There are always bags of unidentifiable legumes and grains spilling their contents in hiker boxes. I'm not sure why.
Alligator
02-21-2008, 12:12
I would say that what people are estimating as their food weight per day is the actual weight of the food. Most people have selected hiker foods and are not upping their weights based on hydration.
Train Wreck 2
02-21-2008, 12:12
That's what I was hoping. Thanks for your helps.
Alligator
02-21-2008, 12:18
If all of your food is dehydrated, two pounds will kill you if you try to eat that much...I agree with that, I plan on 4 oz of a dehydrated meal as dinner. 2lbs would be 8 dinners:eek:. But I also only eat one per day usually, rarely two. If one is a lunch, I go with 3 oz. I don't actually know how much a dinner would weigh hydrated.
Christopher Robin
03-24-2008, 18:33
I'm planing on the some way, & what I have been doing is getting ideas from dehydrated recipes for amounts needed for different meals. This way I have some way to make sure I have a good meal or two. I looked up "backpacking & recipes on a search engine for ideas.
Mrs Baggins
04-01-2008, 14:06
I was concerned about my food bag weight but maybe it's okay. I don't eat anywhere near the variety of foods I see other people talk about so I can't imagine I'm carrying too much. I'll be out for 6 days. The NOC, my 1/2 way, apparently doesn't have the kind of stuff I'd resupply and I don't want to bother with a mail drop. So here's my menu for each day:
Breakfast every day:
1 pkt instant oats topped with dried fruit and nuts
1 coffee tea bag
Lunch every day:
tortilla wrap
Chunk tuna from the little foil pkts
cheese slices cut from single block of Irish Cheddar
Dinner:
Lipton Side (all repacked into baggies)
Cooked seasoned chicken from foil pkt
Snack:
2 Snicker Charged bars each day.
That's it. No extra seasonings, butter, oil, etc. I'll eat a big meal at the NOC with veggies and all.
budforester
04-01-2008, 14:44
I was concerned about my food bag weight but maybe it's okay. I don't eat anywhere near the variety of foods I see other people talk about so I can't imagine I'm carrying too much. I'll be out for 6 days. The NOC, my 1/2 way, apparently doesn't have the kind of stuff I'd resupply and I don't want to bother with a mail drop. So here's my menu for each day:
Breakfast every day:
1 pkt instant oats topped with dried fruit and nuts
1 coffee tea bag
Lunch every day:
tortilla wrap
Chunk tuna from the little foil pkts
cheese slices cut from single block of Irish Cheddar
Dinner:
Lipton Side (all repacked into baggies)
Cooked seasoned chicken from foil pkt
Snack:
2 Snicker Charged bars each day.
That's it. No extra seasonings, butter, oil, etc. I'll eat a big meal at the NOC with veggies and all.

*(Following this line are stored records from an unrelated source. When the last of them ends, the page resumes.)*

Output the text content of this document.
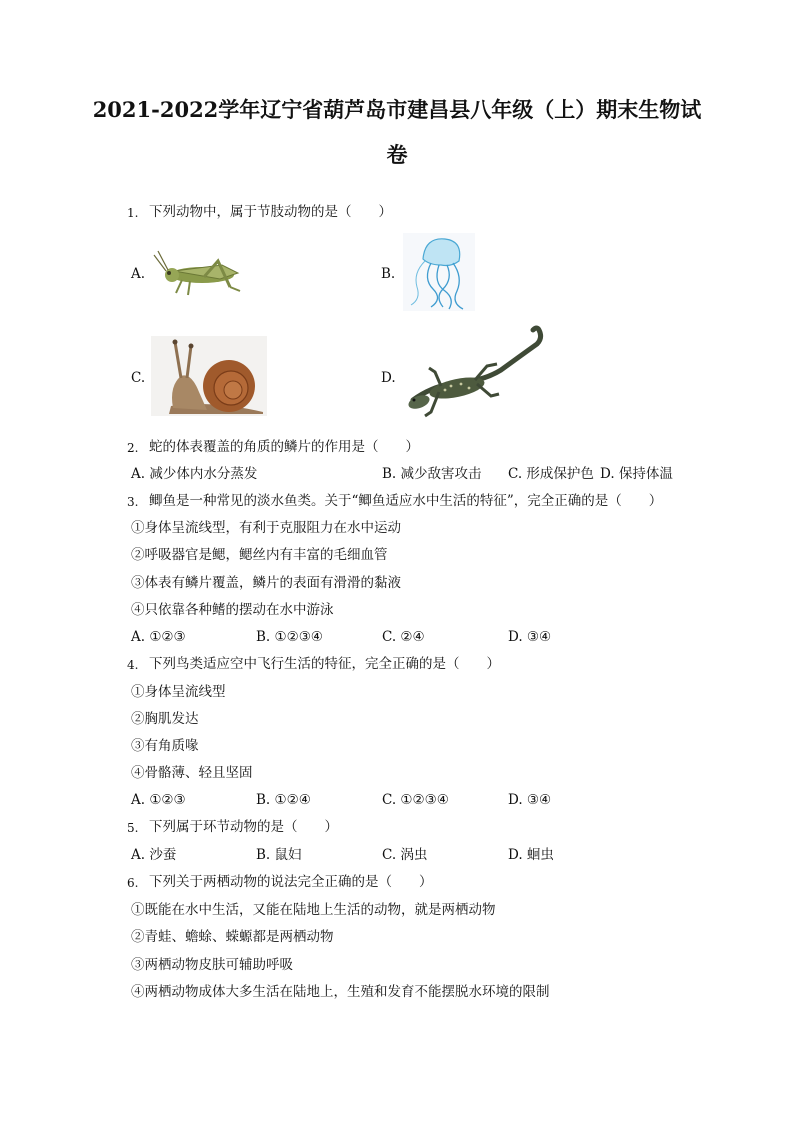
2021-2022学年辽宁省葫芦岛市建昌县八年级（上）期末生物试
卷
1. 下列动物中，属于节肢动物的是（　　）
A.	B.
C.	D.
2. 蛇的体表覆盖的角质的鳞片的作用是（　　）
A. 减少体内水分蒸发	B. 减少敌害攻击 C. 形成保护色 D. 保持体温
3. 鲫鱼是一种常见的淡水鱼类。关于“鲫鱼适应水中生活的特征”，完全正确的是（　　）
①身体呈流线型，有利于克服阻力在水中运动
②呼吸器官是鳃，鳃丝内有丰富的毛细血管
③体表有鳞片覆盖，鳞片的表面有滑滑的黏液
④只依靠各种鳍的摆动在水中游泳
A. ①②③	B. ①②③④	C. ②④	D. ③④
4. 下列鸟类适应空中飞行生活的特征，完全正确的是（　　）
①身体呈流线型
②胸肌发达
③有角质喙
④骨骼薄、轻且坚固
A. ①②③	B. ①②④	C. ①②③④	D. ③④
5. 下列属于环节动物的是（　　）
A. 沙蚕	B. 鼠妇	C. 涡虫	D. 蛔虫
6. 下列关于两栖动物的说法完全正确的是（　　）
①既能在水中生活，又能在陆地上生活的动物，就是两栖动物
②青蛙、蟾蜍、蝾螈都是两栖动物
③两栖动物皮肤可辅助呼吸
④两栖动物成体大多生活在陆地上，生殖和发育不能摆脱水环境的限制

Too lean for me, Mrs Baggins. I'd eat everything in sight at NOC and, as appetite increases, would be absolutely dangerous by day 6. But with more coffee and a big sack of GORP, I might get by.

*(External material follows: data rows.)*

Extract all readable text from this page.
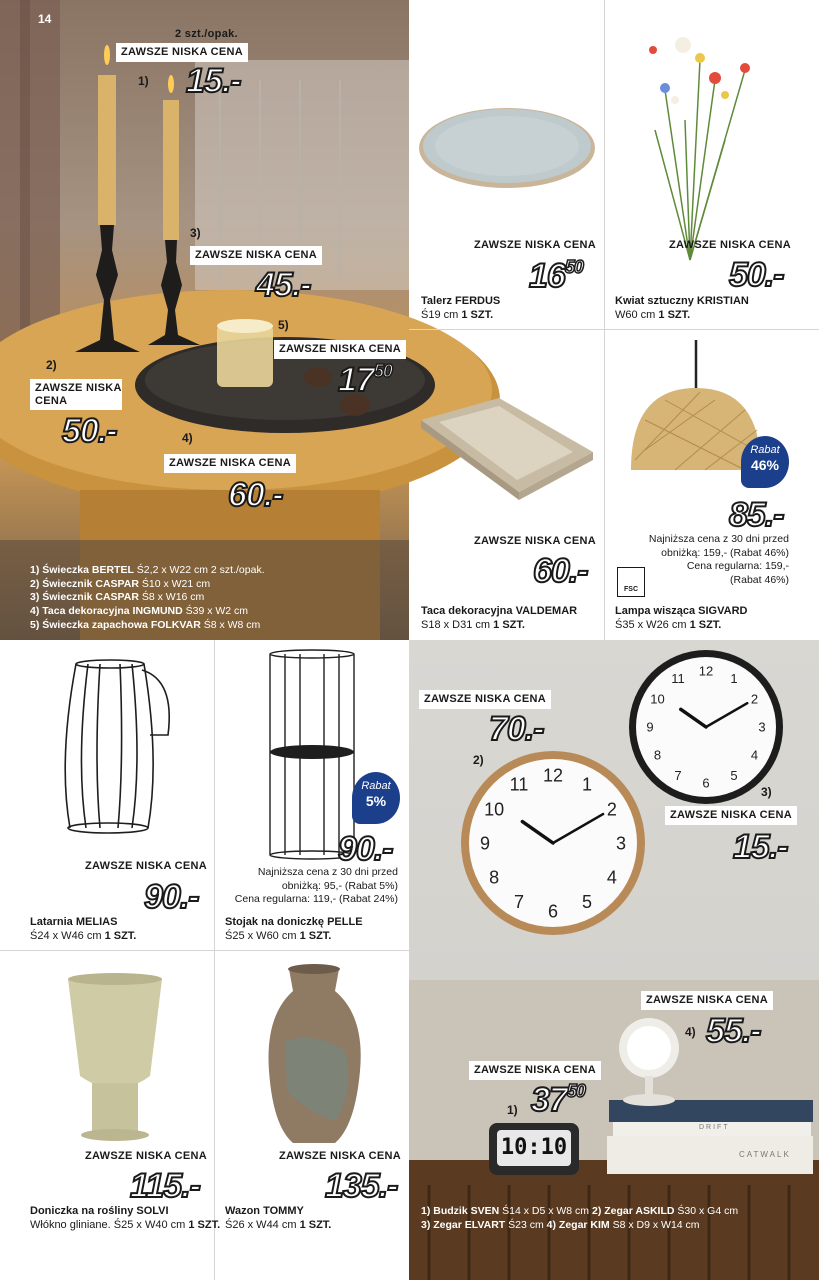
14
2 szt./opak.
ZAWSZE NISKA CENA
1) 15.-
3)
ZAWSZE NISKA CENA
45.-
5)
ZAWSZE NISKA CENA
$17^{50}$
2)
ZAWSZE NISKA
CENA
50.-	4)
ZAWSZE NISKA CENA
60.-
1) Świeczka BERTEL Ś2,2 x W22 cm 2 szt./opak.
2) Świecznik CASPAR Ś10 x W21 cm
3) Świecznik CASPAR Ś8 x W16 cm
4) Taca dekoracyjna INGMUND Ś39 x W2 cm
5) Świeczka zapachowa FOLKVAR Ś8 x W8 cm
ZAWSZE NISKA CENA
$16^{50}$
Talerz FERDUS
Ś19 cm 1 SZT.
ZAWSZE NISKA CENA
50.-
Kwiat sztuczny KRISTIAN
W60 cm 1 SZT.
ZAWSZE NISKA CENA
60.-
Taca dekoracyjna VALDEMAR
S18 x D31 cm 1 SZT.
Rabat
46%
85.-
Najniższa cena z 30 dni przed
obniżką: 159,- (Rabat 46%)
Cena regularna: 159,-
(Rabat 46%)
FSC
Lampa wisząca SIGVARD
Ś35 x W26 cm 1 SZT.
ZAWSZE NISKA CENA
90.-
Latarnia MELIAS
Ś24 x W46 cm 1 SZT.
Rabat
5%
90.-
Najniższa cena z 30 dni przed
obniżką: 95,- (Rabat 5%)
Cena regularna: 119,- (Rabat 24%)
Stojak na doniczkę PELLE
Ś25 x W60 cm 1 SZT.
ZAWSZE NISKA CENA
115.-
Doniczka na rośliny SOLVI
Włókno gliniane. Ś25 x W40 cm 1 SZT.
ZAWSZE NISKA CENA
135.-
Wazon TOMMY
Ś26 x W44 cm 1 SZT.
12 1
2
3
4
5
6
7
8
9
10
11
12
1
2
3
4
5
6
7
8
9
10
11
10:10
DRIFT
CATWALK
ZAWSZE NISKA CENA
70.-
2)
3)
ZAWSZE NISKA CENA
15.-
ZAWSZE NISKA CENA
4) 55.-
ZAWSZE NISKA CENA
$37^{50}$
1)
1) Budzik SVEN Ś14 x D5 x W8 cm 2) Zegar ASKILD Ś30 x G4 cm
3) Zegar ELVART Ś23 cm 4) Zegar KIM S8 x D9 x W14 cm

I always figure based on dehydrated weight. The only thing I carry hydrated is water.
Dry foods with some pasta or rice, dry vegtables, frieze dried meat, and some oil will have a weight to calorie ratio of 110 calories per ounce (110 cal/oz). Example the average Mountain House meal is similar to 560 calories and weigh 5.1 oz = (109.8 cal/oz).
Therefore 1.5 pounds is 24 ounces and has approximately (24 x 110) 2640 calories. A starvation diet for a hiker. If I work at eating 4000 calories a day for a week with about 140 miles I only loose a couple of pounds.
I have seen some hikers eat like birds on the trail and do fine but that requires often zeroes in town to refuel.